Bangkok: L'opposition gronde
Publié le 26 août 2008 à 8h33 par Benjamin BONNEAU
Le fantôme de Thaksin Shinawatra continue de planer sur la Thaïlande. Si l'ancien Premier ministre a officiellement quitté la vie politique, il est accusé par l'opposition thaïlandaise de diriger en sous main. Mardi, alors qu'une grande manifestation est organisée contre le gouvernement, une chaîne de télévision nationale a été prise d'assaut par plus de 5000 manifestants.

Les rues de Bangkok résonnent de chants contre le gouvernement. (Reuters)
Même à des milliers de kilomètres, Thaksin Shinawatra agite la coulisse politique de son pays.
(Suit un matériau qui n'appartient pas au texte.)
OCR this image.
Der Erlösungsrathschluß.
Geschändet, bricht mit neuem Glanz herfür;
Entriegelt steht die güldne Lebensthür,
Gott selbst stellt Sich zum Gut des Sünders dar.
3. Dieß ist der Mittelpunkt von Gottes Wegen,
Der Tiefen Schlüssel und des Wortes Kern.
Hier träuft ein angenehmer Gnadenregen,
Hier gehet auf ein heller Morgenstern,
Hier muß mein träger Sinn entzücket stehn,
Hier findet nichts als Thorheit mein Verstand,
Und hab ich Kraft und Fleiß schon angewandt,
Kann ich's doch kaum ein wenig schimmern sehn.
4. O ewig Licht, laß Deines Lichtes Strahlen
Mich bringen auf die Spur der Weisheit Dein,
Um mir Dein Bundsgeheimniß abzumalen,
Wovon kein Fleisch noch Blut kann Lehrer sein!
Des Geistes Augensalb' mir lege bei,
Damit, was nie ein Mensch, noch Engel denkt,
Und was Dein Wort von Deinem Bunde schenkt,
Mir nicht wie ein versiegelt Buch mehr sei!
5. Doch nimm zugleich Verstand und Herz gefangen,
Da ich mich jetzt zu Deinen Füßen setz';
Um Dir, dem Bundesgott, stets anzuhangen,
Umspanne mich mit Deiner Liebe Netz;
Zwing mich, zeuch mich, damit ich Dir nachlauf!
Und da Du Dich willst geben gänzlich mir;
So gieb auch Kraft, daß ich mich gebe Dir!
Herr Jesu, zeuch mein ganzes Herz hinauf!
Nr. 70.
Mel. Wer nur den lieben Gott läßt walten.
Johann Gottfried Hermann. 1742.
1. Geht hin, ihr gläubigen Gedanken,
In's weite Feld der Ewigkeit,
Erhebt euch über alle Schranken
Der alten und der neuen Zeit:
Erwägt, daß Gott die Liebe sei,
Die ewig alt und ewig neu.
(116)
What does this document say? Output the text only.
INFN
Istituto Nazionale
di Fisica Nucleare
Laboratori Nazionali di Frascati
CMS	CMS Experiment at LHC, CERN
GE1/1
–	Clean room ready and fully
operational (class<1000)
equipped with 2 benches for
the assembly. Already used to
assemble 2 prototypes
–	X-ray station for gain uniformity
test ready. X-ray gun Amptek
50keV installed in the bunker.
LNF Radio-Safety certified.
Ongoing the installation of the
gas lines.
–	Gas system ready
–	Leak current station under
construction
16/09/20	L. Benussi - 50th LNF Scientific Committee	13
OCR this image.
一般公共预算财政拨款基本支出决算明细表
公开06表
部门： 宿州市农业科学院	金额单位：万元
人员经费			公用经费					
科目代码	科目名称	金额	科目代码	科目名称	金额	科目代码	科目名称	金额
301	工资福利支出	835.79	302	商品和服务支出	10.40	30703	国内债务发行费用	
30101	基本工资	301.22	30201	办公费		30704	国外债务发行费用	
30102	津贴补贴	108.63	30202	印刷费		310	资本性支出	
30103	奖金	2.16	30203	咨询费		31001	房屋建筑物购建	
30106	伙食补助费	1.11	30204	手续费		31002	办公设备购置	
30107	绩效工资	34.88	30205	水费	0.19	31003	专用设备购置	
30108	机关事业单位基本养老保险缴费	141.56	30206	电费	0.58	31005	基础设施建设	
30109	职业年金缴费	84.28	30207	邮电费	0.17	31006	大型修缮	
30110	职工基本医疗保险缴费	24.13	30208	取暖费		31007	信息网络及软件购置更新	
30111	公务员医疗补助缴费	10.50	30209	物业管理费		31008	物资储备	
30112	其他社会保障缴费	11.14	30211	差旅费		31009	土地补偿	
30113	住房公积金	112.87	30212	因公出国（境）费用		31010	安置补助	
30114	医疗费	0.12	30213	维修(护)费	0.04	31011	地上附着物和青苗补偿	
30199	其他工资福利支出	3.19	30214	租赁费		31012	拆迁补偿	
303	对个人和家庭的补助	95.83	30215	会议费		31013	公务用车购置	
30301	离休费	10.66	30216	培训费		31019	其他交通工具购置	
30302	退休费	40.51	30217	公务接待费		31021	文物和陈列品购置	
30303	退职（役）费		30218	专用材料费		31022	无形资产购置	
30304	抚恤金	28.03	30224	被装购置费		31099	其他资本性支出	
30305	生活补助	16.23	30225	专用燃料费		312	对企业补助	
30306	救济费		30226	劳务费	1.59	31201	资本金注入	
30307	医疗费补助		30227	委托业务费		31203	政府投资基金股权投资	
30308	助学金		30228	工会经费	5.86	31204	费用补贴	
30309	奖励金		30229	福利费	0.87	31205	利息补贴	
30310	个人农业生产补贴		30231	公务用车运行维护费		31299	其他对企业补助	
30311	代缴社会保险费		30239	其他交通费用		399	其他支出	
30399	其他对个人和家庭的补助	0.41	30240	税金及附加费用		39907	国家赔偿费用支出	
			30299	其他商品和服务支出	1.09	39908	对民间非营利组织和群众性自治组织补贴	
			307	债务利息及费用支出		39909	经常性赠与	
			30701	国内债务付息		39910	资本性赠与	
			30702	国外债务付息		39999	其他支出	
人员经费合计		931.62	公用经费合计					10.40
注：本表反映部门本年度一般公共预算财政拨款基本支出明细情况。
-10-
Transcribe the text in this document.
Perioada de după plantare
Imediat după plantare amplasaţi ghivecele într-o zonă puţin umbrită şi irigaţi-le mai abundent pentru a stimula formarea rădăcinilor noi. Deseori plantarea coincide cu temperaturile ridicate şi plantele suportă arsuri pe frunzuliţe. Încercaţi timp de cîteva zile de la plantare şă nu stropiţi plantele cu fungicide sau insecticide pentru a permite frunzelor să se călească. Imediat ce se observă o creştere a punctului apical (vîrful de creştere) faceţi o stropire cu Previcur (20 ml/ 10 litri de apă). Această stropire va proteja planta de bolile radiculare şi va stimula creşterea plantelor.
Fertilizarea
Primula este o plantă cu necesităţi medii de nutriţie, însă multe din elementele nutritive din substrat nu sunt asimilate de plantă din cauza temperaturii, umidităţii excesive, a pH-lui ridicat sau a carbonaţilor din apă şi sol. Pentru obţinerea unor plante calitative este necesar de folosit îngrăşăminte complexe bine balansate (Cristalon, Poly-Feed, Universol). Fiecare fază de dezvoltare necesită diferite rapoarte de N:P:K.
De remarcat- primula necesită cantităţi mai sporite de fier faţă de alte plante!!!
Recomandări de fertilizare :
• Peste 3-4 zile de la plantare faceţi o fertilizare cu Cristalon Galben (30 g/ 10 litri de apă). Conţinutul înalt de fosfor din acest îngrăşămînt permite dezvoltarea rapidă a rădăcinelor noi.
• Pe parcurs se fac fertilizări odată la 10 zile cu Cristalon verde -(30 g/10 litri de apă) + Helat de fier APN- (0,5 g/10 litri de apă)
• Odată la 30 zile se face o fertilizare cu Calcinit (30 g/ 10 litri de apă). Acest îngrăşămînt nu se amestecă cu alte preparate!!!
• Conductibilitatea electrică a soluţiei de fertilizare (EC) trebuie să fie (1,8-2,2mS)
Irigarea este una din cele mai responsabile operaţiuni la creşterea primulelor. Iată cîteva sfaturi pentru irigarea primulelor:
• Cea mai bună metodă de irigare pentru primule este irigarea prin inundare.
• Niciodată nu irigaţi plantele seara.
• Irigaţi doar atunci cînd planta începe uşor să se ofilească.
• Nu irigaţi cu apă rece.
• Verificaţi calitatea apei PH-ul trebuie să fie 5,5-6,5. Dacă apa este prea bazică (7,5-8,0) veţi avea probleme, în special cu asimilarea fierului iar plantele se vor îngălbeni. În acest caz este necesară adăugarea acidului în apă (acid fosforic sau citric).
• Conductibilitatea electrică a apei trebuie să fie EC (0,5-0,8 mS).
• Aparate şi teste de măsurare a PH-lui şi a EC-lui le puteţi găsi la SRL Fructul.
Poursuivi avec sa femme pour corruption, évasion fiscale, et abus de pouvoir par la Cour suprême, l'ancien Premier ministre thaïlandais s'est exilé en août à Londres pour échapper à la justice de son pays. Et annonçait dans le même temps son retrait de la politique. Mais en décembre 2007, c'est Samak Sundaravej, un homme issu du Parti du Pouvoir du peuple (PPP), le parti de Shinawatra, qui prenait le pouvoir. Un homme de paille pour l'opposition, persuadée que l'ancien Premier ministre dirige toujours en sous-main depuis Londres. L'Alliance du peuple pour la démocratie (PAD) a donc décidé de faire connaître son mécontentement. Et ce mardi, les rues de Bangkok sont assaillies.
La menace du coup d'état écartée
"Des centaines de milliers de personnes" sont en effet annoncées par l'ALD, groupe hétéroclite réunissant des royalistes et des militaristes. Mais avant même le début de la manifestation, des opposants au gouvernement ont décidé de frapper un grand coup. Mardi en début de journée, les locaux de la chaîne de télévision nationale NBT, à Bangkok, ont été pris d'assaut. Les journalistes ont dû quitter les lieux dans la précipitation pour se réfugier au siège de la police de la circulation. C'est là qu'ils ont pu reprendre la diffusion de leurs programmes après une heure d'interruption. "Nous ne pouvons pas diffuser depuis notre siège de Vibhavadi puisqu'il y a 5 000 manifestants dans les locaux", a indiqué le directeur de NBT, Suriyong Hoonthasarn. "Ils nous criaient sans cesse 'dehors, dehors'. Ils ont rassemblé toute la rédaction, 150 personnes, avant que la police arrive et parvienne à les convaincre de redescendre au rez-de-chaussée", a rapporté le présentateur Soifah Osukonthip. Un peu plus tard, une centaine de manifestants ont escaladé la clôture du siège du gouvernement, avant que la police, contrainte et forcée, n'ouvre les grillles et les laisse ainsi pénétrer librement dans les lieux.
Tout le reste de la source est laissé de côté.